Which is when Sam and Dean find the tent and enter – and it turns out that Boltar (real name Jerry), Dean’s LARP guide, is the one who controls Gilda. Dean and Sam point guns at him – and he has Gilda turn the guns into feathers. And yes, he’s doing all this to become king to Charlie’s queen – he takes the game, as Charlie said, far far too seriously. And he got his book of spells from ebay.

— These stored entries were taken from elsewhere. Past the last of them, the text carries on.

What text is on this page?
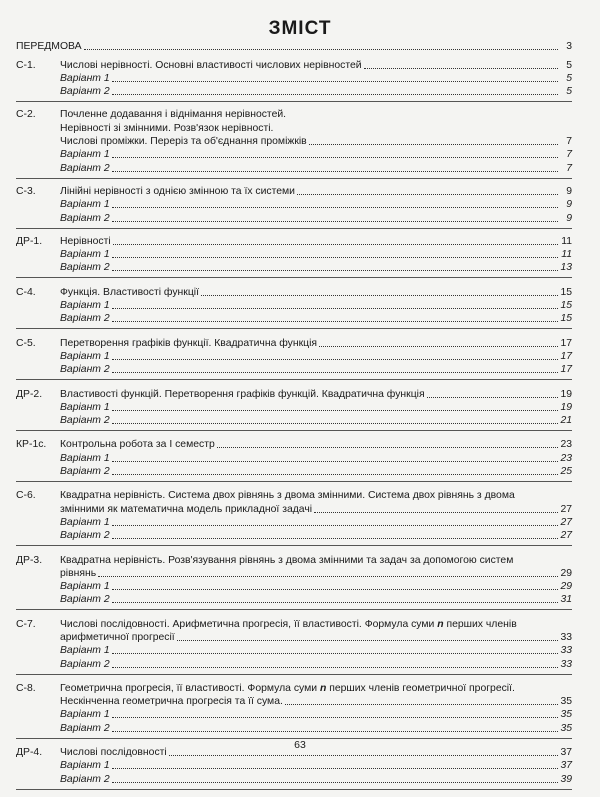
ЗМІСТ
ПЕРЕДМОВА	3
С-1.	Числові нерівності. Основні властивості числових нерівностей	5
Варіант 1	5
Варіант 2	5
С-2.	Почленне додавання і віднімання нерівностей.
Нерівності зі змінними. Розв'язок нерівності.
Числові проміжки. Переріз та об'єднання проміжків	7
Варіант 1	7
Варіант 2	7
С-3.	Лінійні нерівності з однією змінною та їх системи	9
Варіант 1	9
Варіант 2	9
ДР-1.	Нерівності	11
Варіант 1	11
Варіант 2	13
С-4.	Функція. Властивості функції	15
Варіант 1	15
Варіант 2	15
С-5.	Перетворення графіків функції. Квадратична функція	17
Варіант 1	17
Варіант 2	17
ДР-2.	Властивості функцій. Перетворення графіків функцій. Квадратична функція	19
Варіант 1	19
Варіант 2	21
КР-1с.	Контрольна робота за І семестр	23
Варіант 1	23
Варіант 2	25
С-6.	Квадратна нерівність. Система двох рівнянь з двома змінними. Система двох рівнянь з двома
змінними як математична модель прикладної задачі	27
Варіант 1	27
Варіант 2	27
ДР-3.	Квадратна нерівність. Розв'язування рівнянь з двома змінними та задач за допомогою систем
рівнянь	29
Варіант 1	29
Варіант 2	31
С-7.	Числові послідовності. Арифметична прогресія, її властивості. Формула суми n перших членів
арифметичної прогресії	33
Варіант 1	33
Варіант 2	33
С-8.	Геометрична прогресія, її властивості. Формула суми n перших членів геометричної прогресії.
Нескінченна геометрична прогресія та її сума.	35
Варіант 1	35
Варіант 2	35
ДР-4.	Числові послідовності	37
Варіант 1	37
Варіант 2	39
63
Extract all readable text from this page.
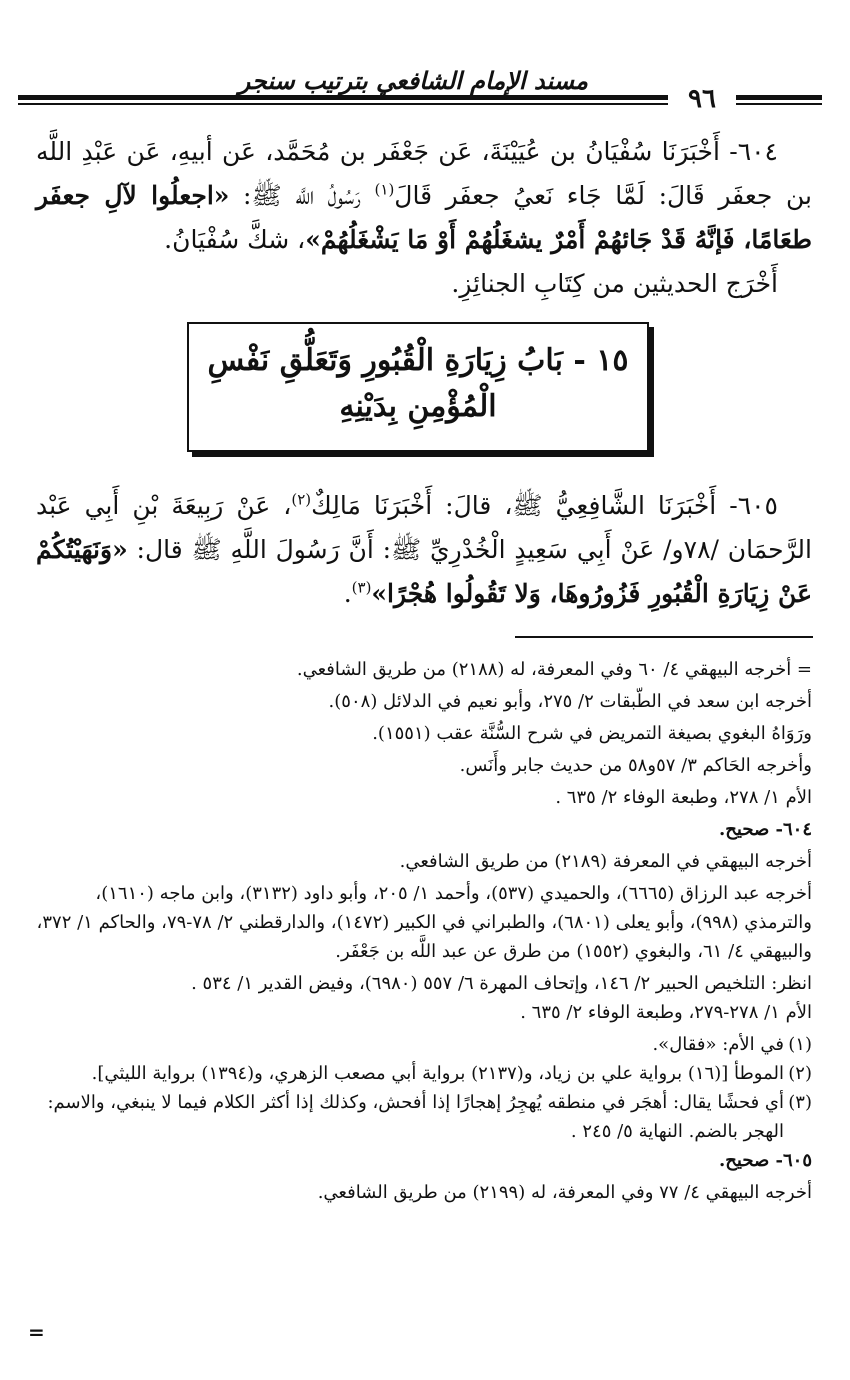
مسند الإمام الشافعي بترتيب سنجر
٩٦

٦٠٤- أَخْبَرَنَا سُفْيَانُ بن عُيَيْنَةَ، عَن جَعْفَر بن مُحَمَّد، عَن أبيهِ، عَن عَبْدِ اللَّه بن جعفَر قَالَ: لَمَّا جَاء نَعيُ جعفَر قَالَ$^{(١)}$ رَسُولُ اللَّه ﷺ: «اجعلُوا لآلِ جعفَر طعَامًا، فَإنَّهُ قَدْ جَائهُمْ أَمْرٌ يشغَلُهُمْ أَوْ مَا يَشْغَلُهُمْ»، شكَّ سُفْيَانُ.

أَخْرَج الحديثين من كِتَابِ الجنائِزِ.

١٥ - بَابُ زِيَارَةِ الْقُبُورِ وَتَعَلُّقِ نَفْسِ الْمُؤْمِنِ بِدَيْنِهِ

٦٠٥- أَخْبَرَنَا الشَّافِعِيُّ ﷺ، قالَ: أَخْبَرَنَا مَالِكٌ$^{(٢)}$، عَنْ رَبِيعَةَ بْنِ أَبِي عَبْد الرَّحمَان /٧٨و/ عَنْ أَبِي سَعِيدٍ الْخُدْرِيِّ ﷺ: أَنَّ رَسُولَ اللَّهِ ﷺ قال: «وَنَهَيْتُكُمْ عَنْ زِيَارَةِ الْقُبُورِ فَزُورُوهَا، وَلا تَقُولُوا هُجْرًا»$^{(٣)}$.

= أخرجه البيهقي ٤/ ٦٠ وفي المعرفة، له (٢١٨٨) من طريق الشافعي.
أخرجه ابن سعد في الطّبقات ٢/ ٢٧٥، وأبو نعيم في الدلائل (٥٠٨).
ورَوَاهُ البغوي بصيغة التمريض في شرح السُّنَّة عقب (١٥٥١).
وأخرجه الحَاكم ٣/ ٥٧و٥٨ من حديث جابر وأَنَس.
الأم ١/ ٢٧٨، وطبعة الوفاء ٢/ ٦٣٥ .
٦٠٤- صحيح.
أخرجه البيهقي في المعرفة (٢١٨٩) من طريق الشافعي.
أخرجه عبد الرزاق (٦٦٦٥)، والحميدي (٥٣٧)، وأحمد ١/ ٢٠٥، وأبو داود (٣١٣٢)، وابن ماجه (١٦١٠)، والترمذي (٩٩٨)، وأبو يعلى (٦٨٠١)، والطبراني في الكبير (١٤٧٢)، والدارقطني ٢/ ٧٨-٧٩، والحاكم ١/ ٣٧٢، والبيهقي ٤/ ٦١، والبغوي (١٥٥٢) من طرق عن عبد اللَّه بن جَعْفَر.
انظر: التلخيص الحبير ٢/ ١٤٦، وإتحاف المهرة ٦/ ٥٥٧ (٦٩٨٠)، وفيض القدير ١/ ٥٣٤ .
الأم ١/ ٢٧٨-٢٧٩، وطبعة الوفاء ٢/ ٦٣٥ .
(١)في الأم: «فقال».
(٢)الموطأ [(١٦) برواية علي بن زياد، و(٢١٣٧) برواية أبي مصعب الزهري، و(١٣٩٤) برواية الليثي].
(٣)أي فحشًا يقال: أهجَر في منطقه يُهجِرُ إهجارًا إذا أفحش، وكذلك إذا أكثر الكلام فيما لا ينبغي، والاسم: الهجر بالضم. النهاية ٥/ ٢٤٥ .
٦٠٥- صحيح.
أخرجه البيهقي ٤/ ٧٧ وفي المعرفة، له (٢١٩٩) من طريق الشافعي.
=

Boltar gets a real sword and starts fighting Dean while
he has Gilda strangle Sam with a suit of armour – but Charlie announces that
she’s the one who saves damsels in distress round here and stabs his book,
freeing Gilda, reversing the magic and allowing Dean to backhand him across the
face.
Gilda kisses Charlie goodbye and then returns to faerie
land, taking Jerry with her to stand trial.
Sam and Dean back in normal clothes the next day, Charlie
says she’s going to face reality from now on – including the fact that reality
includes monsters, so she isn’t going to run and change her identity.
Sam and Dean have a moment while Dean acknowledges that
Sam needs time to get over Amelia. And they decide to have fun –including LARPing
in Charlie’s army and Dean making a glorious medieval speech.
Hmmm, a bit of a pointless fluff episode really. Yeah it
was kinda sorta fun, but it didn’t really advance anything and it was also
pretty ridiculous and not in a fun way. I know there was high drama last
episode, but it wasn’t so high and heavy to need a break – and there’s meta
there lying untouched which I’d rather they pay attention to
They got in some “tee-hee, LARP isn’t it silly” but equal
amount of “this is kind of cool and fun” which is a change from many times I’ve
seen the hobby depicted, which is interesting
And we had Charlie back! And her being a lesbian was
neither a throw-away foot note nor was it the overwhelming point of her character.
And she is an awesome, fun, excellent character I’d love to see more of. Well
done Supernatural, it’s been 8 series but you have one GBLT character who was
used in 2 episode who was pretty damn cool. Bravo – please be making this a
habit.
My only tiny complaint is a bit of a side-eye over Dean
being completely happy with Charlie being a lesbian, but when we saw him with
the gay men playing comic relief, it was a very different story.
I want to rate it highly because of Charlie, but, I’ll be
honest, I was rather bored and disinterested throughout. Possibly because the
episode rested on either the gimmick of LARPing to people who aren’t very
familiar with it, or the inner “look we’re showing LARPing” squee to big fans
and participants of it. Since I fall pretty much in the middle of those 2 (like Charlie, I'm more
of a tabletop fan myself), it wasn’t for me.